Yvan’s example in post 13 is a pitfall, but it’s inapplicable, because those keys aren’t user-generated and order can’t be anticipated; clearly there is a need to reference the key in that situation, rather than asking to retrieve “item 1” from an indexless result. The language guide’s statement that records are “unordered collections of labeled properties” can be illustrated:

{size:1, name:2, length:3} = {name:2, length:3, size:1}

This is obviously true, but unordered equality doesn’t imply that, if a user creates a record in a specific order, it results in total chaos.

OK, I can see that I am in a group of AppleScript experts that don’t see much value in JavaScript or JXA. So I’ll quietly bow out of this discussion. I will say that I have found some things that can be done easily in JavaScript that are impossible in AppleScript, and leave it at that.

Good luck to you all.

And that’s true, but not really relevant in this case.

(FWIW, JXA’s biggest problem is that it’s designed around Cocoa scripting, and a lot of the older and most scriptable apps don’t use Cocoa scripting, so it doesn’t play well with them.)

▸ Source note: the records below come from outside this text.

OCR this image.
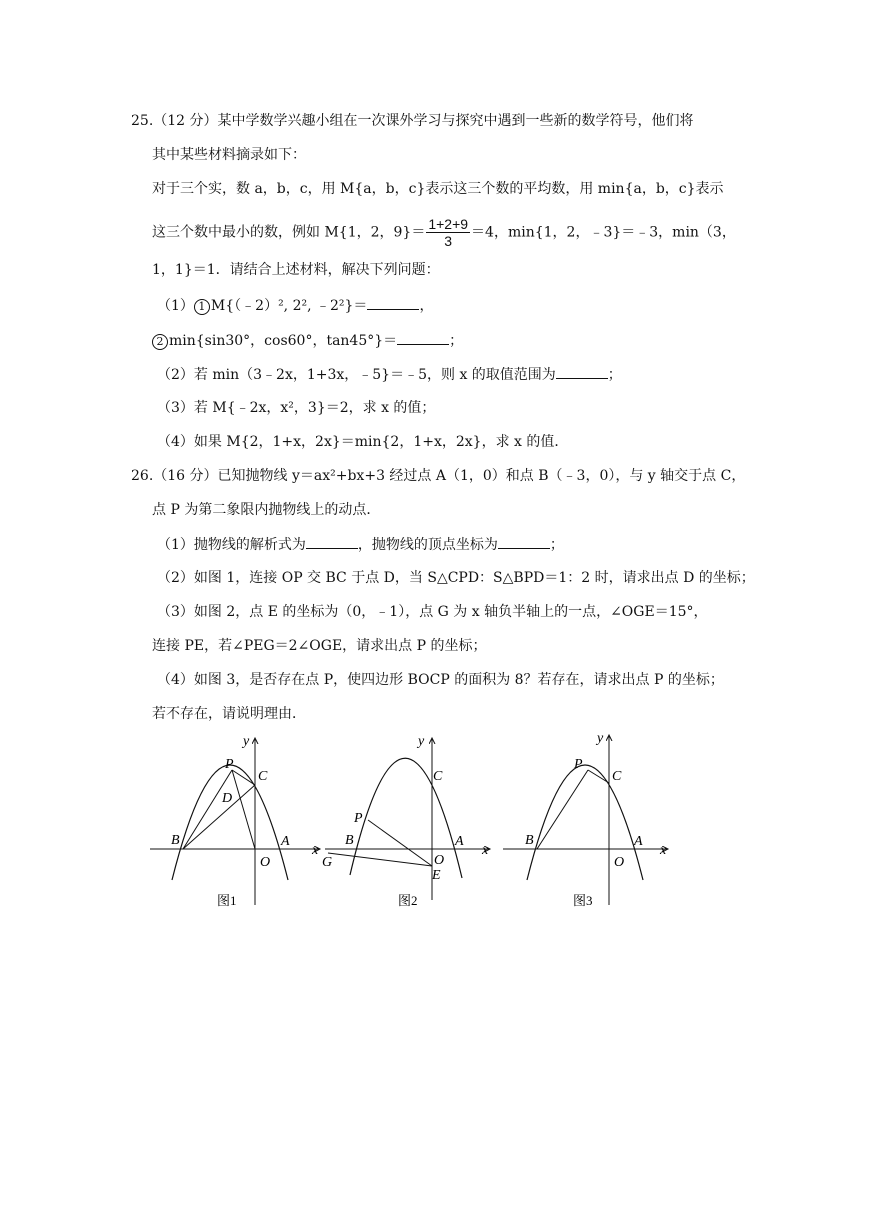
25.（12 分）某中学数学兴趣小组在一次课外学习与探究中遇到一些新的数学符号，他们将
其中某些材料摘录如下：
对于三个实，数 a，b，c，用 M{a，b，c}表示这三个数的平均数，用 min{a，b，c}表示
这三个数中最小的数，例如 M{1，2，$9\}= \frac{1+2+9}{3} =4$，min{1，2，﹣3}＝﹣3，min（3，
1，1}＝1．请结合上述材料，解决下列问题：
（1） 1 M{（﹣2）², 2², ﹣2²}＝	，
2 min{sin30°，cos60°，tan45°}＝	；
（2）若 min（3﹣2x，1+3x，﹣5}＝﹣5，则 x 的取值范围为	；
（3）若 M{﹣2x，x²，3}＝2，求 x 的值；
（4）如果 M{2，1+x，2x}＝min{2，1+x，2x}，求 x 的值．
26.（16 分）已知抛物线 y＝ax²+bx+3 经过点 A（1，0）和点 B（﹣3，0），与 y 轴交于点 C，
点 P 为第二象限内抛物线上的动点．
（1）抛物线的解析式为	，抛物线的顶点坐标为	；
（2）如图 1，连接 OP 交 BC 于点 D，当 S△CPD：S△BPD＝1：2 时，请求出点 D 的坐标；
（3）如图 2，点 E 的坐标为（0，﹣1），点 G 为 x 轴负半轴上的一点，∠OGE＝15°，
连接 PE，若∠PEG＝2∠OGE，请求出点 P 的坐标；
（4）如图 3，是否存在点 P，使四边形 BOCP 的面积为 8？若存在，请求出点 P 的坐标；
若不存在，请说明理由．
y
x
P
C
D
B
O
A
图1
y
x
P
C
B
G	O
E
A
图2
y
x
P
C
B
O
A
图3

No, JXA can do things AppleScript can’t (like I said in the part you didn’t quote). I posted an example code to be clear we’re talking about the same thing, unless you knew something I didn’t. From my experience the object’s property enumerator is not ordered and therefore in this particular case JavaScript doesn’t have an better or easier solution as you implied; In my opinion they are equally good. In other words, to get the items you still need to explicitly get each item by it’s key. It is certainly not an AppleScript vs. JavaScript thing, it’s just a general programming problem.

I still prefer you give us that example than leaving this discussion.

For the sake of completeness this is the AppleScriptObjC solution


use framework "Foundation"

set mylist to {OrderID:"55555", CustomerID:"Customer 55555", CustomerName:"Mr Robot"}
set myDict to (current application's NSDictionary's dictionaryWithDictionary:mylist)
set theResult to (myDict's allValues()'s componentsJoinedByString:"	") as text -- the string between the double quotes is "backslash tab"

Interestingly it keeps always the original “order” of the AppleScript record, although the record is (supposed to be) unordered.

An NSDictionary is unordered as well and often gets values in a different order than created.